Online Documentation

You can find the latest Spark documentation, including a programming guide, on the project web page and project wiki. This README file only contains basic setup instructions.

Building Spark

Spark is built using Apache Maven. To build Spark and its example programs, run:

build/mvn -DskipTests clean package

(You do not need to do this if you downloaded a pre-built package.) More detailed documentation is available from the project site, at "Building Spark".

Interactive Scala Shell

The easiest way to start using Spark is through the Scala shell:

./bin/spark-shell

Try the following command, which should return 1000:

scala> sc.parallelize(1 to 1000).count()

Interactive Python Shell

Alternatively, if you prefer Python, you can use the Python shell:

./bin/pyspark

And run the following command, which should also return 1000:

>>> sc.parallelize(range(1000)).count()

Example Programs

Spark also comes with several sample programs in the examples directory. To run one of them, use ./bin/run-example <class> [params]. For example:

./bin/run-example SparkPi

will run the Pi example locally.

You can set the MASTER environment variable when running examples to submit examples to a cluster. This can be a mesos:// or spark:// URL, "yarn-cluster" or "yarn-client" to run on YARN, and "local" to run locally with one thread, or "local[N]" to run locally with N threads. You can also use an abbreviated class name if the class is in the examples package. For instance:

MASTER=spark://host:7077 ./bin/run-example SparkPi

Many of the example programs print usage help if no params are given.

Running Tests

Testing first requires building Spark. Once Spark is built, tests can be run using:

./dev/run-tests

Please see the guidance on how to run tests for a module, or individual tests.

A Note About Hadoop Versions

Spark uses the Hadoop core library to talk to HDFS and other Hadoop-supported storage systems. Because the protocols have changed in different versions of Hadoop, you must build Spark against the same version that your cluster runs.
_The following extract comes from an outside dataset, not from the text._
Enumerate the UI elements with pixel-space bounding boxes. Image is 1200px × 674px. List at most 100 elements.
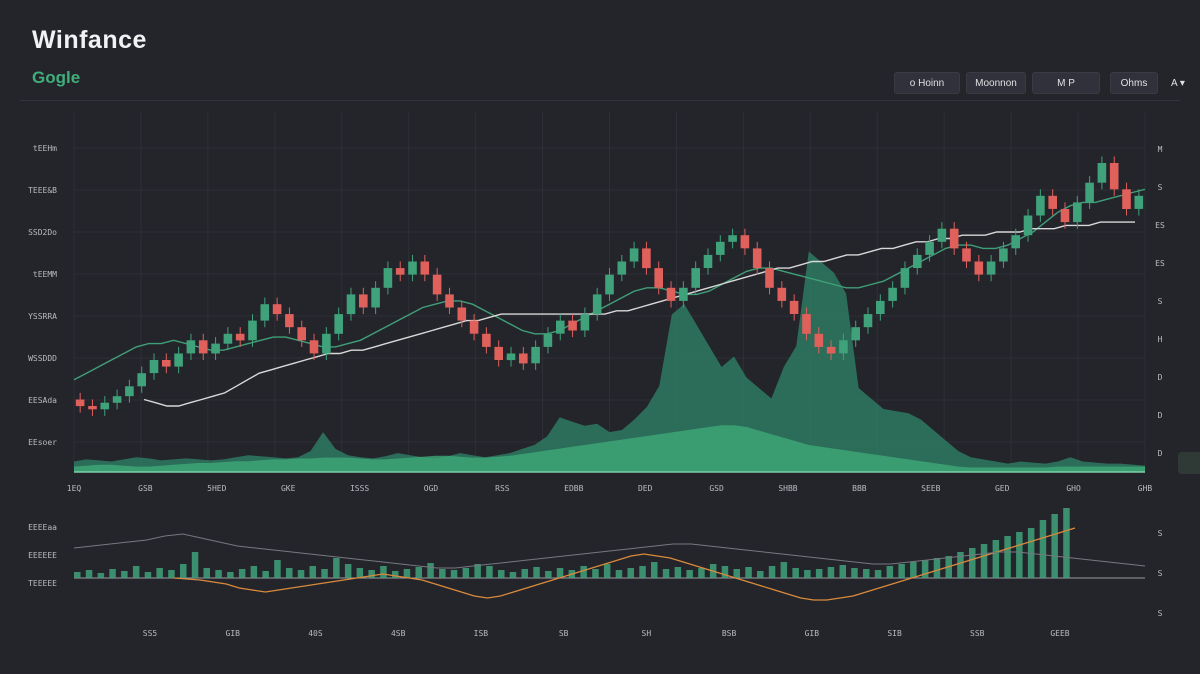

Please refer to the build documentation at "Specifying the Hadoop Version" for detailed guidance on building for a particular distribution of Hadoop, including building for particular Hive and Hive Thriftserver distributions. See also "Third Party Hadoop Distributions" for guidance on building a Spark application that works with a particular distribution.

Configuration

Please refer to the Configuration guide in the online documentation for an overview on how to configure Spark.